Yan Zishu said: “That’s not exactly how I’d put it. Occasionally, I suppose.”

This somehow provoked another cold laugh from Fu Jinchi.

Then, like venting some feeling he couldn’t name, Fu Jinchi tore off the cufflinks Yan Zishu was currently wearing and flung them into the planting bed with a swift motion.

Something that small, once lost in there, would be nearly impossible to find. Yan Zishu could only say helplessly: “What are you doing?”

*

This, more or less, was where that day’s conversation ended. Whatever else was said afterward appeared to be inconsequential. For instance, Yan Zishu trying later to reconstruct the exchange couldn’t recover why Fu Jinchi had given that cold laugh, or why he’d thrown those things away. But what he did remember was this: before Fu Jinchi went back downstairs, Yan Zishu had watched him go for a long time.

He had put a great deal into that gaze — disorganized, nameless feelings, the kind too unwieldy to be expressed — and had simply been a person too ashamed to find the words. He had wanted Fu Jinchi to notice. To receive the signal.

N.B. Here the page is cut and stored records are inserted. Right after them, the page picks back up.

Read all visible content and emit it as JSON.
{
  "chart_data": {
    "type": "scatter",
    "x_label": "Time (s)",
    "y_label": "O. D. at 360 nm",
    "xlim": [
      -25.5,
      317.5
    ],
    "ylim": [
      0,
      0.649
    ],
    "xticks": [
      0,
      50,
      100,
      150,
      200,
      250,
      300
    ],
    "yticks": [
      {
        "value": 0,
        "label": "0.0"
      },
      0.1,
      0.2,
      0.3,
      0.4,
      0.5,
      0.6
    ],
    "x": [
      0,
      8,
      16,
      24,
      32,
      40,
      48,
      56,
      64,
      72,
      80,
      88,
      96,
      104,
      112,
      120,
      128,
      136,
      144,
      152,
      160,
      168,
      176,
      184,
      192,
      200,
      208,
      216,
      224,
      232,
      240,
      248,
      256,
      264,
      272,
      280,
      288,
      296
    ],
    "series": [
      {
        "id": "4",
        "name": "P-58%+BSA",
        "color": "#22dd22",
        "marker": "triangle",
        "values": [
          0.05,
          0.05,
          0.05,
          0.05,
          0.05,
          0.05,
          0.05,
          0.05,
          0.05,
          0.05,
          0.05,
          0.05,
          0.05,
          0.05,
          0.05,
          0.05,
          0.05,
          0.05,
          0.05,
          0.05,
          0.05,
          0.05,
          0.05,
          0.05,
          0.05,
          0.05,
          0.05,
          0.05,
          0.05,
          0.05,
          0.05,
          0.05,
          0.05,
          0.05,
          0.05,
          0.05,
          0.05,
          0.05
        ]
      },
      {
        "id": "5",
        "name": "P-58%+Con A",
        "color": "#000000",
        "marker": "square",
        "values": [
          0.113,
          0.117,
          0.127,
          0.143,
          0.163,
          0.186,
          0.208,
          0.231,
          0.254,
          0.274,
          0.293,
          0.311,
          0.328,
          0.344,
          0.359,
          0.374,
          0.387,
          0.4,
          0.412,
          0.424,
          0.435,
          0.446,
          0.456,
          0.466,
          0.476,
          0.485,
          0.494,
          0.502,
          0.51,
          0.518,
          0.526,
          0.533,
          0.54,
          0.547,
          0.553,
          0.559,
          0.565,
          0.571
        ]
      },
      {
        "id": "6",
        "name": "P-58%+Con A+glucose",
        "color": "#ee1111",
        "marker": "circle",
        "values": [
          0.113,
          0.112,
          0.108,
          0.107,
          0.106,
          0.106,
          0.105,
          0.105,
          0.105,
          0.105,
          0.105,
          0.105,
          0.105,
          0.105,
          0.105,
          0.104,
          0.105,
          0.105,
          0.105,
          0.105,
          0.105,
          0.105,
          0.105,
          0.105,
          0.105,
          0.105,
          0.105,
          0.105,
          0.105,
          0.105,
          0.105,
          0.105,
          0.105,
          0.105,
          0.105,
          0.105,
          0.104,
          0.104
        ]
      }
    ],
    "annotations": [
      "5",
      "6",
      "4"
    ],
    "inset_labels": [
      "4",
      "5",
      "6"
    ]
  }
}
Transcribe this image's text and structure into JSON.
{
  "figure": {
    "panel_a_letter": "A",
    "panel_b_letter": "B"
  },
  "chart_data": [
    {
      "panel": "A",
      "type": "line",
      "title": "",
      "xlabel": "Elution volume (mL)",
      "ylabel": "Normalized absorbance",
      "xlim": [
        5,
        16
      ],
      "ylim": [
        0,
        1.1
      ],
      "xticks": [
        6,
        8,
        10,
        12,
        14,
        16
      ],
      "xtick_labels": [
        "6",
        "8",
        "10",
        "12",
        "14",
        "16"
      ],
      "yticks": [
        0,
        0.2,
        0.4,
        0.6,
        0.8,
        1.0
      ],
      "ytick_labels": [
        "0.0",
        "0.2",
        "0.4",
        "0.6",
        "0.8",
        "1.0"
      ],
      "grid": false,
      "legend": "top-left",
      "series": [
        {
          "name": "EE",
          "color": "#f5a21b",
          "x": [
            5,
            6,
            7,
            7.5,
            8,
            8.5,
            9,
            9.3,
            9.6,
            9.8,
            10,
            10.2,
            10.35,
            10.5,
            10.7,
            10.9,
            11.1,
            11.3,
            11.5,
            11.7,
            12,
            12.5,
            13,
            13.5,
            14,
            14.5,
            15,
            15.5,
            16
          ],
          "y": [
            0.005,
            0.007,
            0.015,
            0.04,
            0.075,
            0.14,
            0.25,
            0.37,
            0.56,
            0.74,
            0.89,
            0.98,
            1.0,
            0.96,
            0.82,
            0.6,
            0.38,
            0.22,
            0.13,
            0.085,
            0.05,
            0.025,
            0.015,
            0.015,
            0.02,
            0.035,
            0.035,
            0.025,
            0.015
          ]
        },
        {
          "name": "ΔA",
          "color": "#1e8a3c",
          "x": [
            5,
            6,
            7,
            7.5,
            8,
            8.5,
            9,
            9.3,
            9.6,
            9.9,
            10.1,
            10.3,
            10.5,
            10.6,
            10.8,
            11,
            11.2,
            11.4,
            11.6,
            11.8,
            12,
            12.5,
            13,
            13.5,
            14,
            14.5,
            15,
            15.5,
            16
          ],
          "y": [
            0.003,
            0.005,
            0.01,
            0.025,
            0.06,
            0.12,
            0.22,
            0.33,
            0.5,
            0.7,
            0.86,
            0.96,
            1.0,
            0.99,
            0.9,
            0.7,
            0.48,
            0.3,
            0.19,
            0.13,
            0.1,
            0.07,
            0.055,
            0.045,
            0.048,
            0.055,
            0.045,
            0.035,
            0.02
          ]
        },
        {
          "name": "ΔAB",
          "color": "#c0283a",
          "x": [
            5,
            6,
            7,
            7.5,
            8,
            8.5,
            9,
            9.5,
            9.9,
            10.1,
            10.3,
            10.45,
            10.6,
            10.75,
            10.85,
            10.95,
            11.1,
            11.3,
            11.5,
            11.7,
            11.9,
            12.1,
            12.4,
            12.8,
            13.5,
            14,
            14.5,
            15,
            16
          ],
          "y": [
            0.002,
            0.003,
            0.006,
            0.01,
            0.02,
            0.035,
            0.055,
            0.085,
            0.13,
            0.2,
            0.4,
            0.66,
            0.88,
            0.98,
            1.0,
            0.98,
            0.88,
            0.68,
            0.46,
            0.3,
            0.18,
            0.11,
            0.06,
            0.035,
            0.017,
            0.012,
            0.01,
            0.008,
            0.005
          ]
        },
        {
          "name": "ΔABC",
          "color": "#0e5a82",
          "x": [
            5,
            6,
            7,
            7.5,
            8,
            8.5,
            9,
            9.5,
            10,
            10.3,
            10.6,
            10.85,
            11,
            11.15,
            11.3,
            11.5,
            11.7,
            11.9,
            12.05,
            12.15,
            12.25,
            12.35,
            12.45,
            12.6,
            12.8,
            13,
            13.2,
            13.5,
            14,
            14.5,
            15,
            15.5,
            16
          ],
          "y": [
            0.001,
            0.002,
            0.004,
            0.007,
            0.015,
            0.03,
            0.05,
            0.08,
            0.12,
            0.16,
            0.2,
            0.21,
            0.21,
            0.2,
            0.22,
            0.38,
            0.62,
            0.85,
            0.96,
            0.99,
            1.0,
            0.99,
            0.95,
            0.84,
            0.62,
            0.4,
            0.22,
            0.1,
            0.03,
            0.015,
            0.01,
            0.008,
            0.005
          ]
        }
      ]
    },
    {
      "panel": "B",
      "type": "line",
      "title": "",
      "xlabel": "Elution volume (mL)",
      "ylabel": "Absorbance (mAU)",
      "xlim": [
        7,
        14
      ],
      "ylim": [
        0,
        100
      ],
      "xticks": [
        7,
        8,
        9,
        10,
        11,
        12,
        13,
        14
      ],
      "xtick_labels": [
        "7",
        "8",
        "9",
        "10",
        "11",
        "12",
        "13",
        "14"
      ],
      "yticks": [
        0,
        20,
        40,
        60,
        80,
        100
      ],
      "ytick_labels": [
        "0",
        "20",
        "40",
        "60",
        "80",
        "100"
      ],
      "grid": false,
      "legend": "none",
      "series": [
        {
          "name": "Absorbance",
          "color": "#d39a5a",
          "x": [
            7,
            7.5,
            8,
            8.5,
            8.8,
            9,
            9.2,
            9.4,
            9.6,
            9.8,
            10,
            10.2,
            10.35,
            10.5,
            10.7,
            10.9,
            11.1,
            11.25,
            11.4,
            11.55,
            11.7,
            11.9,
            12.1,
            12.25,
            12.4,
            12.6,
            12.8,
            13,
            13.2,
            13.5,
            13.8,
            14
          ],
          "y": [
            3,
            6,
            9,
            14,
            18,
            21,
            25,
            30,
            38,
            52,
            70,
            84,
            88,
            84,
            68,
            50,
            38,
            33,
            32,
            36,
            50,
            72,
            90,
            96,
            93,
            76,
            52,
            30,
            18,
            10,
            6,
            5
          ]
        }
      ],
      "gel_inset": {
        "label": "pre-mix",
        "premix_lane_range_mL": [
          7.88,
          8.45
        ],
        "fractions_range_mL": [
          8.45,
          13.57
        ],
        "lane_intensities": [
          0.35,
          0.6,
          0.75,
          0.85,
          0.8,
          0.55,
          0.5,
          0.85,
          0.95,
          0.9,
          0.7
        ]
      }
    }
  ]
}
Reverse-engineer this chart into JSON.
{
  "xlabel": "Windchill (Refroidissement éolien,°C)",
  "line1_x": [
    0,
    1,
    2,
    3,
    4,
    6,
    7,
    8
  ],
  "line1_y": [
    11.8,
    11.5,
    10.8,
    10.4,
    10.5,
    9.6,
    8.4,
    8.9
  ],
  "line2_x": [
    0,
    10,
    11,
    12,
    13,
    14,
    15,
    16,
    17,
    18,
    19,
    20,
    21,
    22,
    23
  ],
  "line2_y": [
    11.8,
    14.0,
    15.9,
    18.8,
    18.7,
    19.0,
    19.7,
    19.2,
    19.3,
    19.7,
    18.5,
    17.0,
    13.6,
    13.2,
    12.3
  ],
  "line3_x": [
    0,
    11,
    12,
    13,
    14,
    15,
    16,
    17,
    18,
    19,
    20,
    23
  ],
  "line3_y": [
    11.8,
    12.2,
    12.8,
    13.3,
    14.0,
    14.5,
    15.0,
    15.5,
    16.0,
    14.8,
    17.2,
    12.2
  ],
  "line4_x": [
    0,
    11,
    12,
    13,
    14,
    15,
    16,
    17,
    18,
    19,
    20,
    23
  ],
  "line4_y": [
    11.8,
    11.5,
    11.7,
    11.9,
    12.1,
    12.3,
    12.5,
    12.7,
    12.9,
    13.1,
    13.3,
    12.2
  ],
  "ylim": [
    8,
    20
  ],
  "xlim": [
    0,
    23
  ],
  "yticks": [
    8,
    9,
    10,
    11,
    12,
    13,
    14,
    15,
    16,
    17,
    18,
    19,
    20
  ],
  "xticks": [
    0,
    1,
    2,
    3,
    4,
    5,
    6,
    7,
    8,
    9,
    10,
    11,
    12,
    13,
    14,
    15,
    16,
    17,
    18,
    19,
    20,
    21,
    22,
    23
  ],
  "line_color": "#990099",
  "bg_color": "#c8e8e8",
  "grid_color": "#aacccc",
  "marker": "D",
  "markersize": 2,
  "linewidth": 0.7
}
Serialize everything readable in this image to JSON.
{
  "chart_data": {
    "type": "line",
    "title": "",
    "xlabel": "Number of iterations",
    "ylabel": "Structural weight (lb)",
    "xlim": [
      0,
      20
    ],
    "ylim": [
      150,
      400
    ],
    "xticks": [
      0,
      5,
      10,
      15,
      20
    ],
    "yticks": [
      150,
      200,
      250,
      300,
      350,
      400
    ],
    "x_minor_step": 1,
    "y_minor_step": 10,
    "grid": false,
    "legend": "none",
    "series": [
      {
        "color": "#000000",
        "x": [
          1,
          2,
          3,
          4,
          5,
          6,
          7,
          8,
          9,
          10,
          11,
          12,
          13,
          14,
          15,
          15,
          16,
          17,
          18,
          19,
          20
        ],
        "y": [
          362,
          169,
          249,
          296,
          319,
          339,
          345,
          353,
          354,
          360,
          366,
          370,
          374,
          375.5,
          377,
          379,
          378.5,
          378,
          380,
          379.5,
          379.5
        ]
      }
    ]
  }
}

But Fu Jinchi left nothing but the line of his back — broad and upright — and never looked around.

In some future moment, when Fu Jinchi finally turned around to look, he would also remember this. He would remember the rooftop on a clear day, the mild early-summer wind, and the person in it that even the warm air could not thaw. And if Fu Jinchi had known then what this would be — that for a long time afterward, this would be the last quiet conversation they ever had — he might have been less casual about it. He might at least have taken one more look.

If he had, perhaps the nightmares that came to haunt him later would not have been so deep.